Daquele roteiro que ajudei a escrever, junto com o super Luiz Henrique Romagnoli, Domingos e Fernando, tudo arrematado pelo olhar profissional de Antonio Nóbrega, saíam piadas, comentários, brincadeiras, saía um sem-fim de coisa que, tenho certeza, fez mais alegre a quarta-feira de muita gente. Como sentir frio depois de ouvir aquelas risadas e aplausos? Não dá, cara, simplesmente não dá. O prazer do riso alheio é uma endorfina, uma dessas drogas naturais poderosas a ponto de viciar definitivamente. Sou um fazedor de risos addict - em inglês fica mais chique.
Parece besteira, né? Justo eu, que nos últimos 30 dias, tive 5 comédias em cartaz nesta cidade maluca, todas atraindo público, justo eu fiquei comovido como o diabo por ver o povo rindo hoje. Deve ser por que, em alguns instantes, bate uma dúvida de saber se o caminho é esse mesmo... Dá vontade de ter um trabalho que os outros considerem profundo e o encarem com a seriedade que é fazer rir...
Confesso, cara lavada, que bate essas coisas. Mas aí, ufa, vem um espetáculo de rua, uma roda de gente que não tem dinheiro pra pagar um ingresso em teatros convencionais, mas que parou ali e deu aquilo que o artista mais gosta: um minuto de forte atenção. A alma encheu, o coração disparou e eu me toquei, enfim. Outras dúvidas virão, porque eu não pretendo parar de escrever tão já. Mas hoje, 16 de setembro, eu tô de alma lavada e feliz. Que nem o rapaz de havaianas falsas e o velhinho que deu tchau na praça.

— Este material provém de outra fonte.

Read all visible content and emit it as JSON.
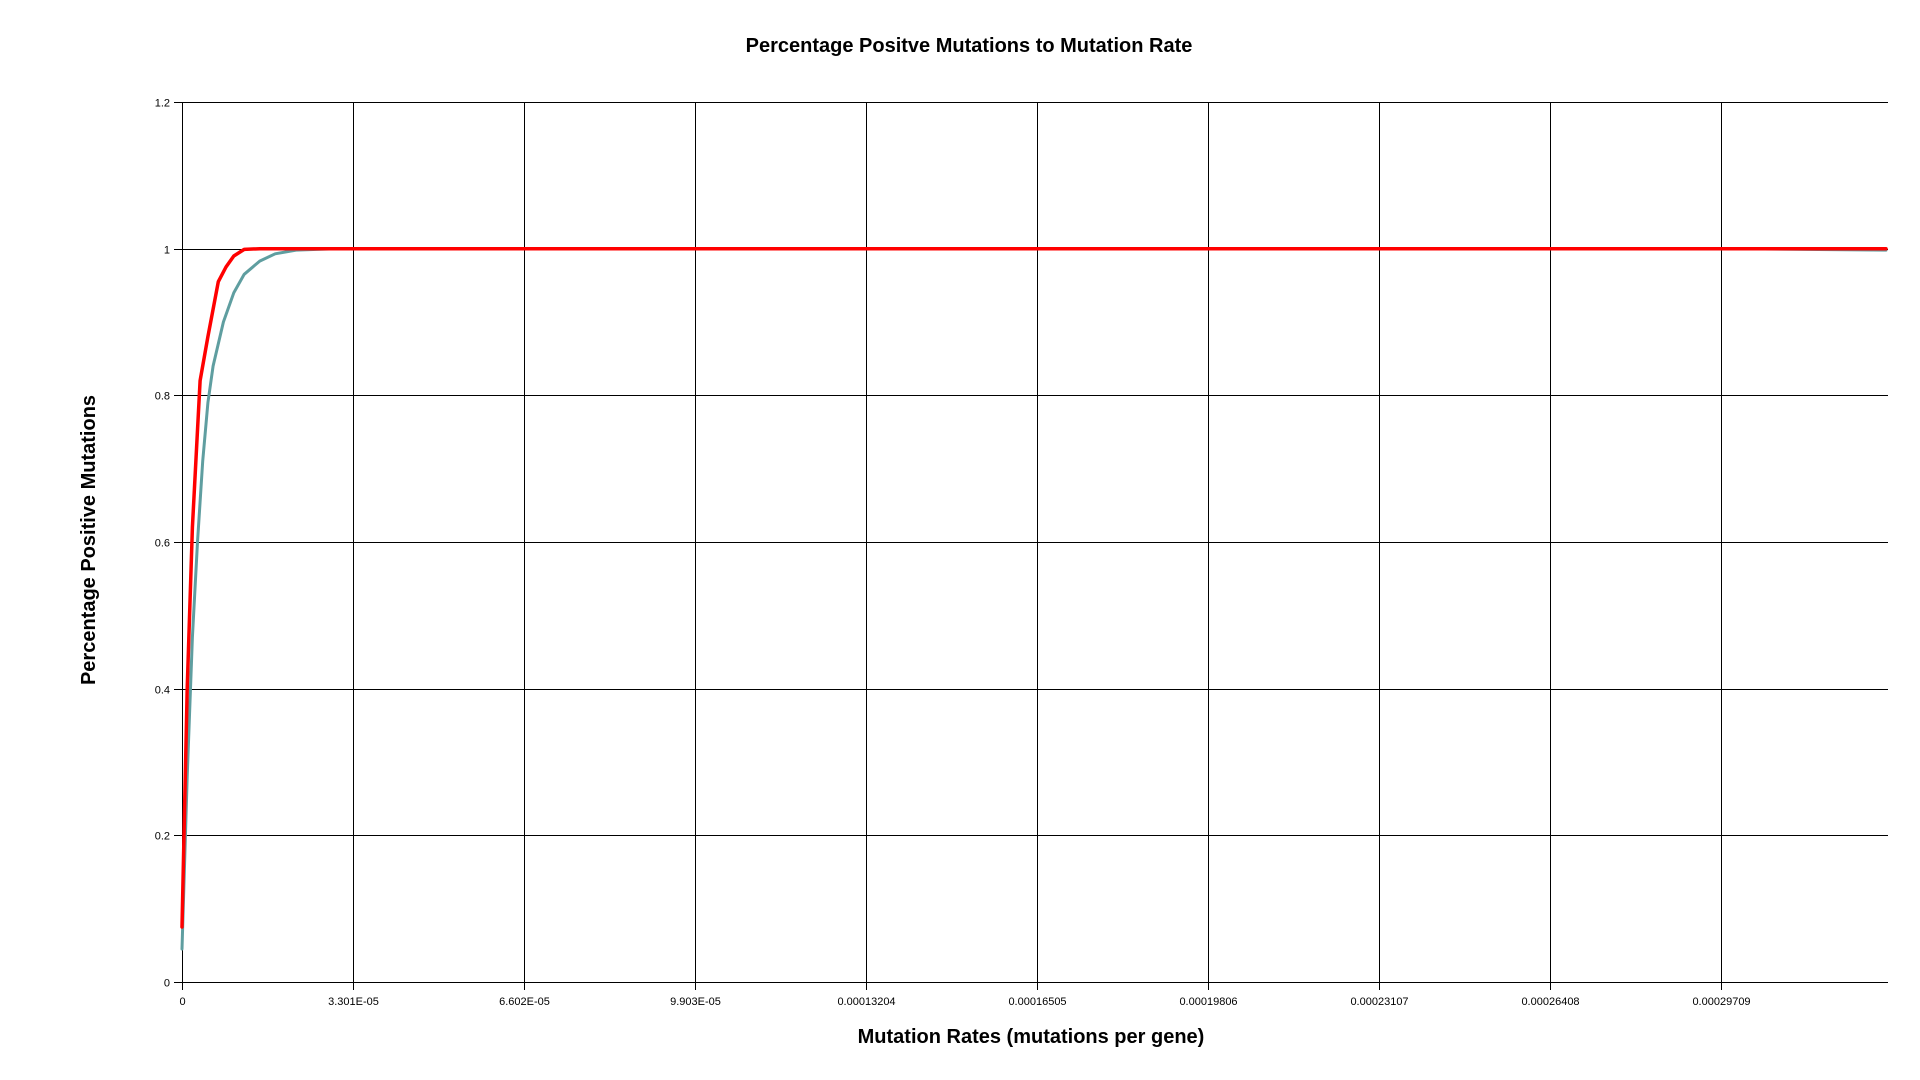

Dedico esse post ao Aimar Labaki e ao Petrônio Gontijo, com quem troquei, direta ou indiretamente, reflexões ao redor desse tema.
p.s. 2 - Quem quiser assistir a alguma apresentação de "Rádio Varieté" nas praças do centro, pode consultar o site http://www.laminima.com.br/. Tem datas já agendadas no Largo São Bento, no Parque da Luz e na Praça Antonio Prado.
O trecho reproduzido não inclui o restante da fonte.